Siempre hay un motivo para volver a Nantes

De las obras de arte del Viaje a Nantes a la última exposición del Castillo de los Duques de Bretaña, pasando por un nuevo restaurante o un nuevo hotel, siempre hay una buena razón para pasar un fin de semana en Nantes. ¡France.fr te da propone algunas para que hagas las maletas!

Nantes arte en cada calle

En Nantes, el arte baja a la calle cada verano durante el Viaje a Nantes, un recorrido de obras sorprendentes. ¿Te has perdido la última edición del verano?? No pasa nada, el Viaje a Nantes también ofrece un recorrido perenne que cada año se enriquece con nuevas creaciones. Así pues, abre bien los ojos y déjate sorprender por un letrero original de una tienda, una estatua irreverente o un bestiario extraordinario.

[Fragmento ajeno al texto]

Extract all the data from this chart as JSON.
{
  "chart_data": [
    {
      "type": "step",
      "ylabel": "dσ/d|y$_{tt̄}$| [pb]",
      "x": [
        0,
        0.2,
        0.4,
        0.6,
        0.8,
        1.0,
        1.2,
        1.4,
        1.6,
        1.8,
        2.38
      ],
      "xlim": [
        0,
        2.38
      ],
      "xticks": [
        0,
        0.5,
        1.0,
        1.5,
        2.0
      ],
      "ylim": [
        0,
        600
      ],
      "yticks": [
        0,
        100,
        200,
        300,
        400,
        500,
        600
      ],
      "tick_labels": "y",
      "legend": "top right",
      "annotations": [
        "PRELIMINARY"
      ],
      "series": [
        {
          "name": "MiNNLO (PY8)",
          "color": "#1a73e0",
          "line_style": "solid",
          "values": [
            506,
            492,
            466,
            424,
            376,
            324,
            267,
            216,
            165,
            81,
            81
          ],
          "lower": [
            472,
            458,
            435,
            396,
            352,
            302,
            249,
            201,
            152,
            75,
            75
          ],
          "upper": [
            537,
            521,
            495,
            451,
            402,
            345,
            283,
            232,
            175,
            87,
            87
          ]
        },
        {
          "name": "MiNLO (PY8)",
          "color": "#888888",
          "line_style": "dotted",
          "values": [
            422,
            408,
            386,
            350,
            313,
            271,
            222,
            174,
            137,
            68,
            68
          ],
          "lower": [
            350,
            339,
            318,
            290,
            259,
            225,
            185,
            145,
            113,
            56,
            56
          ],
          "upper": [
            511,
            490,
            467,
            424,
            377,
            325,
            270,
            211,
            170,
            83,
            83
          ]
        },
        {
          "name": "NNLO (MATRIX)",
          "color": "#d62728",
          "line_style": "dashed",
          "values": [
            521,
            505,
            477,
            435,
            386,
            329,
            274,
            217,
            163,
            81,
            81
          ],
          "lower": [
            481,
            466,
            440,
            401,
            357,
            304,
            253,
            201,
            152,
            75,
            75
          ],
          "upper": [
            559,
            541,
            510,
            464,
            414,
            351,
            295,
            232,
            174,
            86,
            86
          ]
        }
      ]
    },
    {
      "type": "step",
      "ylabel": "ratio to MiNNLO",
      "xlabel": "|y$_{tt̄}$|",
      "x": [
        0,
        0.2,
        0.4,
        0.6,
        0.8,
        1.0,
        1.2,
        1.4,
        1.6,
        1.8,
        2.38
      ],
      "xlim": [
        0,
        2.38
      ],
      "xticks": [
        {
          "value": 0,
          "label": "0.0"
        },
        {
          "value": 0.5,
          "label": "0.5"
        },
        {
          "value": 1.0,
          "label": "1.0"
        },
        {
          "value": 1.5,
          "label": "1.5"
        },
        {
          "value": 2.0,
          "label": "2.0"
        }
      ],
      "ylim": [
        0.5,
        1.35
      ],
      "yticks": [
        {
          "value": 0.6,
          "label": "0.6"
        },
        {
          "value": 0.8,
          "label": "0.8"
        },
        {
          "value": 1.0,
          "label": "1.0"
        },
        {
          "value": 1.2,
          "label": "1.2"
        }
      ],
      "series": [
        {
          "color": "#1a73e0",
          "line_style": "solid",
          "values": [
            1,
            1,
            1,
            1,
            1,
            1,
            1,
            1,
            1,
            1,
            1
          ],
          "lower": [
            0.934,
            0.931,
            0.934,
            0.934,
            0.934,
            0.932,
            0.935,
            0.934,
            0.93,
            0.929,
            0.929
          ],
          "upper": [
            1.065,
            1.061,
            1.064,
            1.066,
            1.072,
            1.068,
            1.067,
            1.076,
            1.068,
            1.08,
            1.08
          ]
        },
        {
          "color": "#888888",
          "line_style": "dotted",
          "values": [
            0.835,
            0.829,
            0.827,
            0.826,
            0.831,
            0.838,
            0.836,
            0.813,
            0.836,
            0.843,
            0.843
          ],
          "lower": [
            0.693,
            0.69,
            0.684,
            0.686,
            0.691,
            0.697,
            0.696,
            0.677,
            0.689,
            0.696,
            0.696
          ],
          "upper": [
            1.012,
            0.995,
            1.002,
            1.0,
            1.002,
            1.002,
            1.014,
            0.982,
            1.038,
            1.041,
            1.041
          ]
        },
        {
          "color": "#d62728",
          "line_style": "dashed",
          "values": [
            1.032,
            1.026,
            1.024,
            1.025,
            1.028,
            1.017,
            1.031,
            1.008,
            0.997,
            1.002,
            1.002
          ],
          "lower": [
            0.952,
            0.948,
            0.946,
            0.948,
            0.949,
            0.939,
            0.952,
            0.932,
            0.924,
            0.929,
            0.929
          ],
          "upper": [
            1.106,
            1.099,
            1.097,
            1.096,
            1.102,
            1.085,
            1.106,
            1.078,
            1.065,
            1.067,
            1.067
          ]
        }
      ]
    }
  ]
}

Dormir en el Castillo de Maubreuil cerca de Nantes

Abierto hace poco en Carquefou, a tan sólo unos minutos del centro de Nantes, el Castillo de Maubreuil es el primer hotel de 5 estrellas de la región de Nantes. Dejamos nuestras maletas antes de lanzarnos a visitar la ciudad de Julio Verne. Spa Cinq Mondes, cocina exótica, jardines arbolados, obras de arte procedentes de todo el mundo… ¡Ideal para descansar tras un día cargado de visitas!

Deleitarse en Lulu Rouget, uno de los mejores restaurante de Nantes

En un marco industrial pero acogedor en la isla de Nantes – conocida por sus célebres Máquinas – se encuentra Lulu Rouget que cuenta con una estrella en la guía Michelín. En este restaurante, la carta se renueva constantemente y los platos imaginados a partir de productos del mercado. ¿Te apetece dejarte sorprender por la inventiva del chef? Elige entonces el menú “Les yeux fermés” (Los ojos cerrados) formado por entre tres y seis platos a cada cual más apetitoso. ¡Sin duda uno de los mejores restaurantes para tu estancia en Nantes!

Pasearse por Trentemoult, un pueblo cerca de Nantes

Para dirigirte a este antiguo pueblo de pescadores situado a tan sólo unos minutos de Nantes, en la orilla izquierda del estuario, toma el Navibus para cruzar el Loira. Trentemoult destaca por sus casas tradicionales de fachadas de color y su entramado de callejuelas desordenadas. Es el lugar ideal para pasear o tomar una copa frente al Loira. No dejes de admirar el Péndulo de Roman Signer, obra integrada en el recorrido Estuaire situada en la antigua central de hormigón que simboliza la inevitable desaparición de los seres y de las cosas.

Paseando por los viñedos de Muscadet

Si te gustan los vinos blancos, no te vayas de Nantes sin hacer un viaje por carretera a través de los viñedos de Muscadet, a las afueras de la ciudad. Entre las orillas de los ríos Sèvre y Maine, "Le Voyage dans le Vignoble" es un bucle enoturístico de 11 paradas que permite descubrir una treintena de buenas direcciones: bodegas, fincas vinícolas, restaurantes, alojamientos y actividades de ocio. Al mismo tiempo, podrás disfrutar de suntuosas vistas. Algunos lugares que no debes perderte son Clisson (la Pequeña Toscana), el Molino de Liveau (un taller de papel vivo) y la Porte-Vue de Château-Thébaud, una pasarela plegable suspendida a 20 metros sobre el vacío. ¿Te atreverás a cruzarlo?

Ciclismo a orillas del Loira

No hay nada como la bicicleta para descubrir -a su ritmo- los tesoros de la ciudad de Nantes, los viñedos de Muscadet y el estuario del Loira hasta Saint-Nazaire. ¡Puedes disfrutar de más de 500 km de rutas ciclistas desarrolladas en la zona! Para un paseo dominical de medio día por el centro de la ciudad, a lo largo del Loira o en los viñedos vecinos, inspírate en la guía Nantes en roues libres.

Para un itinerario de varios días, opte por La Traversée moderne d'un vieux pays à vélo, que une Nantes con el Mont-Saint-Michel pasando por La Baule, Rennes y Saint-Malo. Atravesarás paisajes impresionantes, visitarás ciudades con un patrimonio excepcional disfrutando de la hospitalidad de albergues pensadas para las necesidades de los ciclistas. También puedes tomar un tren regional (TER) para saltarte una etapa o volver al punto de partida.